When the racer rolls forward into the stage beam, the front tires are exactly positioned on the starting line and the stage bulb is lit on the tree, indicating to both racers and to officials that the car is ready to run. When both cars are fully staged, the starter will activate the tree and the drivers will turn their attention to the three large amber lights that dominate the center of the Christmas Tree.
Depending on the type of racing, the Christmas Tree either will flash all three large amber lights simultaneouly, followed four-tenths of second later by the green light (called a Pro Tree), or will light the three bulbs consecutively five-tenths of a second apart, followed five-tenths of a second later by the green light (a full tree).
If a driver and/or his car react too quickly and the car leaves the starting line before the green light flashes, the red foul light will illuminate, signaling disqualification.
Two seperate performances are monitered for each run: the elapsed time and the speed. Upon leaving the staging beams, each vehicle activates a elapsed time clock which is stopped when the same vehicle reaches the finish line. The start to finish clocking is the vehicles elapsed time (E.T.), which serves to measure performance. Speed is measured in a 66-foot "speed trap" that ends at the finish line. Each lane is timed independently.
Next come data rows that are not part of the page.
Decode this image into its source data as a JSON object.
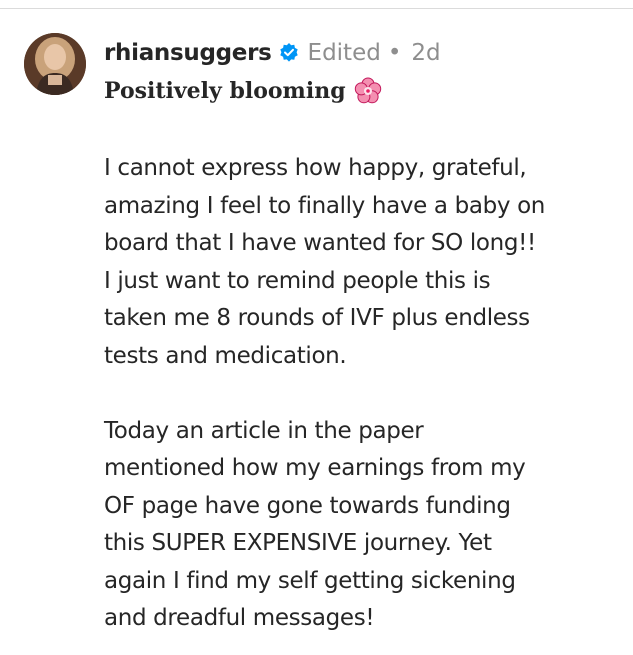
{
  "post": {
    "username": "rhiansuggers",
    "edited_label": "Edited",
    "separator": "•",
    "time": "2d",
    "title": "Positively blooming",
    "title_emoji": "cherry-blossom-icon",
    "caption_lines": [
      "I cannot express how happy, grateful,",
      "amazing I feel to finally have a baby on",
      "board that I have wanted for SO long!!",
      "I just want to remind people this is",
      "taken me 8 rounds of IVF plus endless",
      "tests and medication.",
      "",
      "Today an article in the paper",
      "mentioned how my earnings from my",
      "OF page have gone towards funding",
      "this SUPER EXPENSIVE journey. Yet",
      "again I find my self getting sickening",
      "and dreadful messages!"
    ]
  },
  "colors": {
    "text": "#262626",
    "muted": "#8e8e8e",
    "verified_blue": "#0095f6",
    "flower_pink": "#f48fb1"
  }
}
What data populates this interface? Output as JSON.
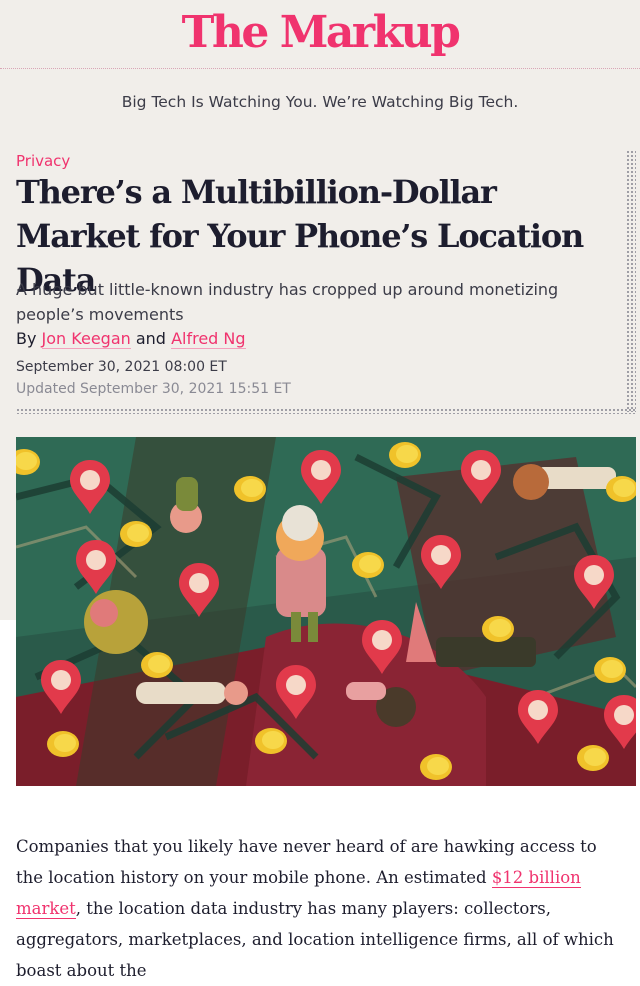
{
  "site": {
    "logo_text": "The Markup",
    "tagline": "Big Tech Is Watching You. We’re Watching Big Tech."
  },
  "article": {
    "category": "Privacy",
    "headline": "There’s a Multibillion-Dollar Market for Your Phone’s Location Data",
    "dek": "A huge but little-known industry has cropped up around monetizing people’s movements",
    "byline": {
      "prefix": "By",
      "author1": "Jon Keegan",
      "conjunction": "and",
      "author2": "Alfred Ng"
    },
    "published": "September 30, 2021 08:00 ET",
    "updated": "Updated September 30, 2021 15:51 ET",
    "body": {
      "part1": "Companies that you likely have never heard of are hawking access to the location history on your mobile phone. An estimated ",
      "link_text": "$12 billion market",
      "part2": ", the location data industry has many players: collectors, aggregators, marketplaces, and location intelligence firms, all of which boast about the"
    }
  },
  "colors": {
    "accent": "#f0336e",
    "header_bg": "#f1eeea",
    "text": "#1e1e2e",
    "muted": "#8a8a94"
  },
  "hero_image": {
    "icon": "illustration-location-pins-coins-people"
  }
}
E.T.,Bracket and handicapped racing
Though some racers choose to race vehicles built to certain specifications to fit into a certain NHRA class (outlined in the NHRA rulebook), an evergrowing number of racers chooses to race on a local level in categories (or brackets) divided according to elapsed time , such as 0 to 9.99 seconds, 10.00 to 12.99 seconds, and so on. This form of racing offers a good starting point for the novice. However, thousands of drag racers enjoy E.T. racing so much that they have participated for many years.
Anytime two vehicles of different performance potentials race, they can do so evenly with handicap start. The anticipated elapsed times - refered to as a "dial-in" - for each vehicle are compared and the slower car receives a head start equal to the difference.
For example, car A has been timed at 15.98, 16.02 and 16.99 seconds for the quarter-mile, and the driver decides that a dial-in of 16.00 is appropriate. Meanwhile, the driver of car B has recorded elapsed times of 13.47, 13.52, and 13.56 on the same track and he has opted for a dial-in of 13.50. Accordingly, car A will get a 2.5 second head start over car B when the Christmas Tree counts down to each cars starting green light. This puts the emphasis on driver reaction.
Because the lanes are timed independantly and the elapsed time clock does not begin ticking until the vehicle moves, if both vehicles should run exactly on their dial-ins, the win will go to the driver who reacted quickest to the starting signal. that reaction to the starting line signal is called reaction time.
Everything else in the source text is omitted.